There are some SVM-specific parameters; the table gives reasonable values to choose if nothing is known about the data or SVMs. For the KernelType, only the following values (Strings) are possible: dot, polynomial, neural, radial, anova. Dot is the linear kernel and can be taken as default.
This operator can use two different versions of the Support Vector Machine algorithm. One runs in main memory; it needs the parameter SampleSize to determine a maximum number of training examples. The other runs in the database; it is used if the optional parameter UseDB_SVM is set to the String true. When this version is used, an additional parameter TheKey is needed which gives the BaseAttribute whose column is the primary key of TheInputConcept. (TheKey can be left out only if the ColumnSet that belongs to TheInputConcept represents a table rather than a view.) The database algorithm restricts the possible kernel types to dot and radial. It can also use the parameter SampleSize.
With the parameters LossFunctionPos and LossFunctionNeg, the
loss function that is used for the regression can be biased such that predicting
too high is more expensive (LossFunctionPos > LossFunctionNeg
)
or less expensive (LossFunctionNeg > LossFunctionPos
) than predicting
too low. If both values are equal, no bias is used. The parameter C balances
training error against generalisation quality; positive values between 0.01
and 1000 have been used successfully in the literature. Epsilon limits
the allowed error an example may produce; small values under 0.5 should be used.
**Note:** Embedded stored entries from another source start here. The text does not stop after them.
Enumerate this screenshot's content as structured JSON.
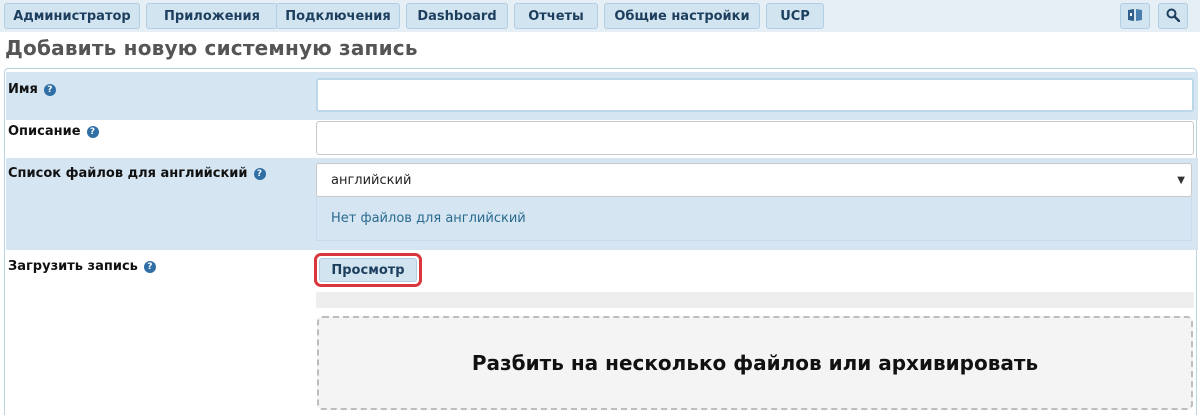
{
  "nav": {
    "tabs": [
      "Администратор",
      "Приложения",
      "Подключения",
      "Dashboard",
      "Отчеты",
      "Общие настройки",
      "UCP"
    ],
    "icons": [
      "book-icon",
      "search-icon"
    ]
  },
  "page": {
    "title": "Добавить новую системную запись"
  },
  "form": {
    "help_glyph": "?",
    "name_label": "Имя",
    "name_value": "",
    "description_label": "Описание",
    "description_value": "",
    "filelist_label": "Список файлов для английский",
    "language_selected": "английский",
    "caret": "▼",
    "no_files_text": "Нет файлов для английский",
    "upload_label": "Загрузить запись",
    "browse_label": "Просмотр",
    "dropzone_text": "Разбить на несколько файлов или архивировать"
  },
  "colors": {
    "accent": "#2f6fa5",
    "highlight": "#d9363e",
    "row_shade": "#d5e6f2"
  }
}
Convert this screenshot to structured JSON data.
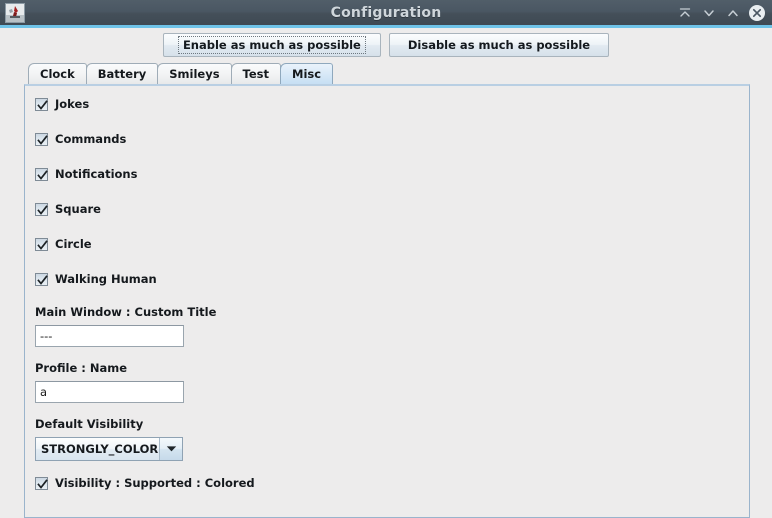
{
  "window": {
    "title": "Configuration",
    "icon": "app-icon",
    "controls": [
      {
        "name": "shade-button",
        "icon": "shade-icon"
      },
      {
        "name": "minimize-button",
        "icon": "chevron-down-icon"
      },
      {
        "name": "maximize-button",
        "icon": "chevron-up-icon"
      },
      {
        "name": "close-button",
        "icon": "close-circle-icon"
      }
    ]
  },
  "toolbar": {
    "enable_label": "Enable as much as possible",
    "disable_label": "Disable as much as possible"
  },
  "tabs": [
    {
      "label": "Clock",
      "selected": false
    },
    {
      "label": "Battery",
      "selected": false
    },
    {
      "label": "Smileys",
      "selected": false
    },
    {
      "label": "Test",
      "selected": false
    },
    {
      "label": "Misc",
      "selected": true
    }
  ],
  "misc": {
    "checkboxes": [
      {
        "label": "Jokes",
        "checked": true
      },
      {
        "label": "Commands",
        "checked": true
      },
      {
        "label": "Notifications",
        "checked": true
      },
      {
        "label": "Square",
        "checked": true
      },
      {
        "label": "Circle",
        "checked": true
      },
      {
        "label": "Walking Human",
        "checked": true
      }
    ],
    "custom_title": {
      "label": "Main Window : Custom Title",
      "value": "---",
      "placeholder": ""
    },
    "profile_name": {
      "label": "Profile : Name",
      "value": "a",
      "placeholder": ""
    },
    "default_visibility": {
      "label": "Default Visibility",
      "value": "STRONGLY_COLOR...",
      "arrow_icon": "chevron-down-icon"
    },
    "visibility_supported": {
      "label": "Visibility : Supported : Colored",
      "checked": true
    }
  },
  "colors": {
    "titlebar_dark": "#4a5763",
    "titlebar_accent": "#6fc3e8",
    "panel_bg": "#edecec",
    "panel_border": "#9ab4cc",
    "tab_selected": "#d6e8f7"
  }
}
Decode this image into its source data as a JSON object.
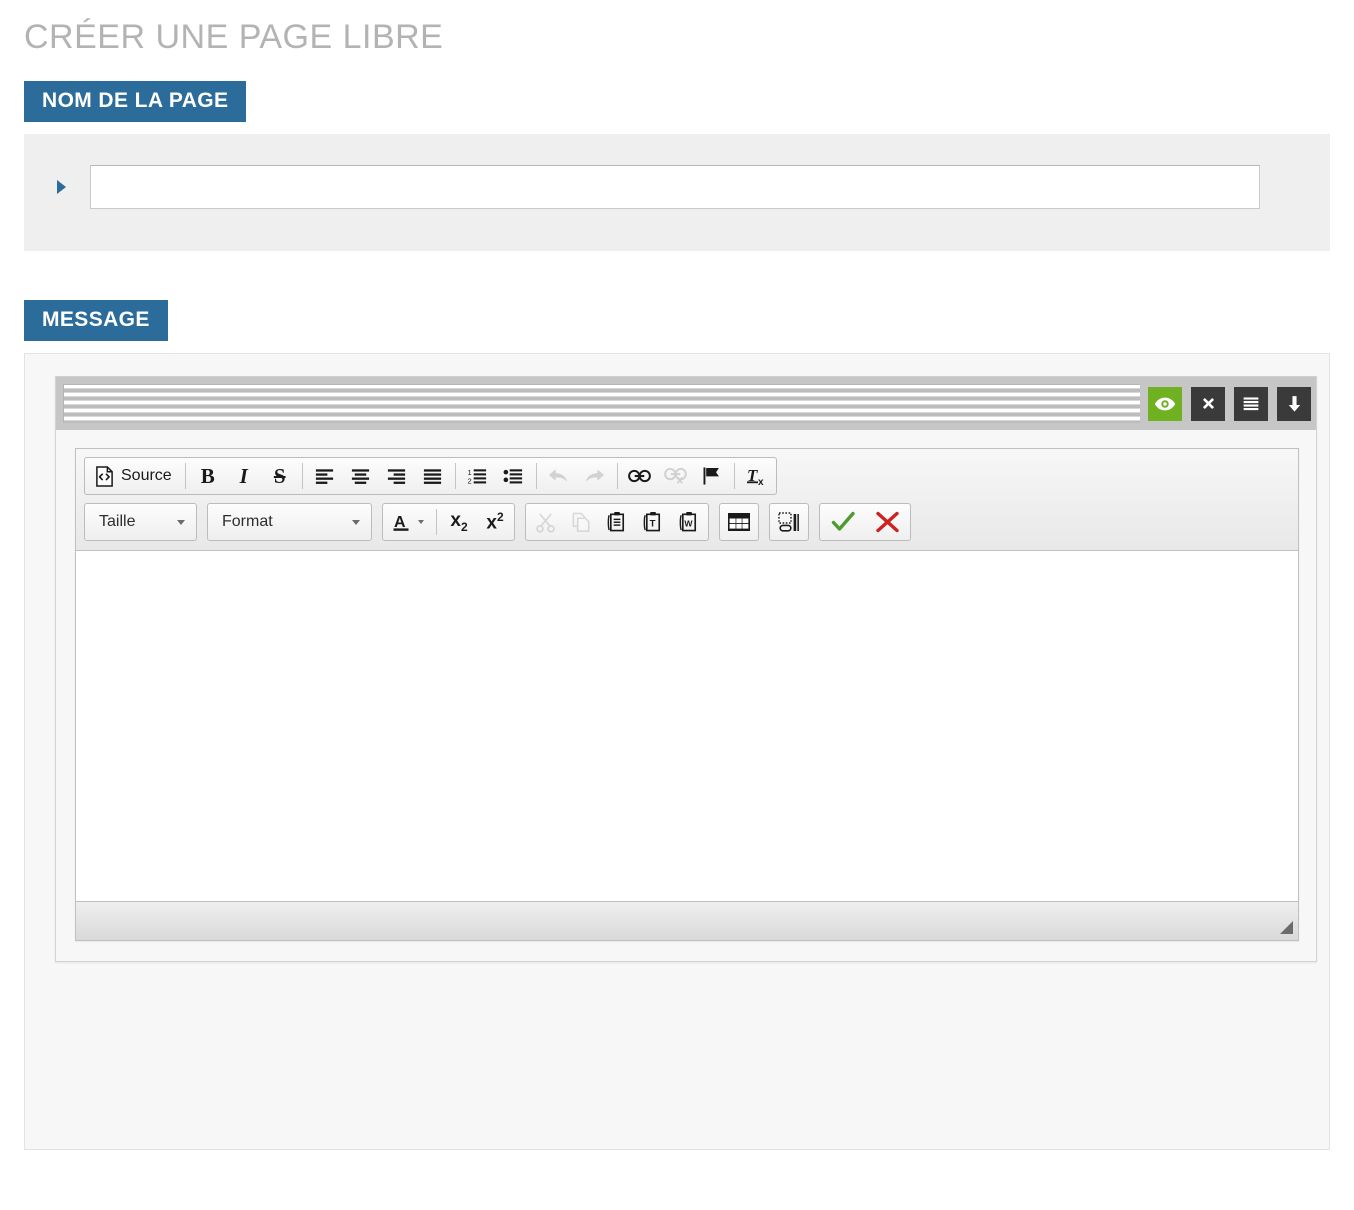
{
  "page": {
    "title": "CRÉER UNE PAGE LIBRE"
  },
  "sections": {
    "name": {
      "label": "NOM DE LA PAGE",
      "input_value": "",
      "input_placeholder": ""
    },
    "message": {
      "label": "MESSAGE"
    }
  },
  "colors": {
    "accent_blue": "#2b6c9b",
    "title_grey": "#b3b3b3",
    "panel_grey": "#efefef",
    "topbar_grey": "#c6c6c6",
    "action_dark": "#3a3a3a",
    "action_green": "#6fb121",
    "confirm_green": "#4e9a2f",
    "cancel_red": "#cc2222"
  },
  "editor_topbar": {
    "buttons": [
      {
        "name": "preview-icon",
        "title": "Aperçu",
        "style": "green"
      },
      {
        "name": "delete-icon",
        "title": "Supprimer",
        "style": "dark"
      },
      {
        "name": "menu-icon",
        "title": "Options",
        "style": "dark"
      },
      {
        "name": "move-down-icon",
        "title": "Descendre",
        "style": "dark"
      }
    ]
  },
  "toolbar": {
    "row1": {
      "source_label": "Source",
      "source_icon": "source-code-icon",
      "bold_label": "B",
      "italic_label": "I",
      "strike_label": "S",
      "align_left_icon": "align-left-icon",
      "align_center_icon": "align-center-icon",
      "align_right_icon": "align-right-icon",
      "align_justify_icon": "align-justify-icon",
      "numbered_list_icon": "numbered-list-icon",
      "bulleted_list_icon": "bulleted-list-icon",
      "undo_icon": "undo-icon",
      "redo_icon": "redo-icon",
      "link_icon": "link-icon",
      "unlink_icon": "unlink-icon",
      "anchor_icon": "anchor-flag-icon",
      "remove_format_label": "T",
      "remove_format_icon": "remove-format-icon"
    },
    "row2": {
      "size_label": "Taille",
      "format_label": "Format",
      "text_color_label": "A",
      "subscript_label": "x",
      "subscript_index": "2",
      "superscript_label": "x",
      "superscript_index": "2",
      "cut_icon": "cut-icon",
      "copy_icon": "copy-icon",
      "paste_icon": "paste-icon",
      "paste_text_icon": "paste-as-plain-text-icon",
      "paste_word_icon": "paste-from-word-icon",
      "table_icon": "table-icon",
      "show_blocks_icon": "show-blocks-icon",
      "confirm_icon": "confirm-check-icon",
      "cancel_icon": "cancel-cross-icon"
    }
  },
  "editor_body": {
    "content": ""
  }
}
ParameterName | ObjType | Type | Remarks |
TheInputConcept | CON | IN | inherited |
TheTargetAttribute | BA | IN | inherited |
ThePredictingAttributes | BA List | IN | |
KernelType | V | IN | see explanation above |
SampleSize | V | IN | see explanation above |
LossFunctionPos | V | IN | positive real; try 1.0 |
LossFunctionNeg | V | IN | positive real; try 1.0 |
C | V | IN | positive real; try 1.0 |
Epsilon | V | IN | positive real; try 0.1 |
UseDB_SVM | V | IN | optional; one of true, false |
TheKey | BA | IN | optional |
TheOutputAttribute | BA | OUT | inherited |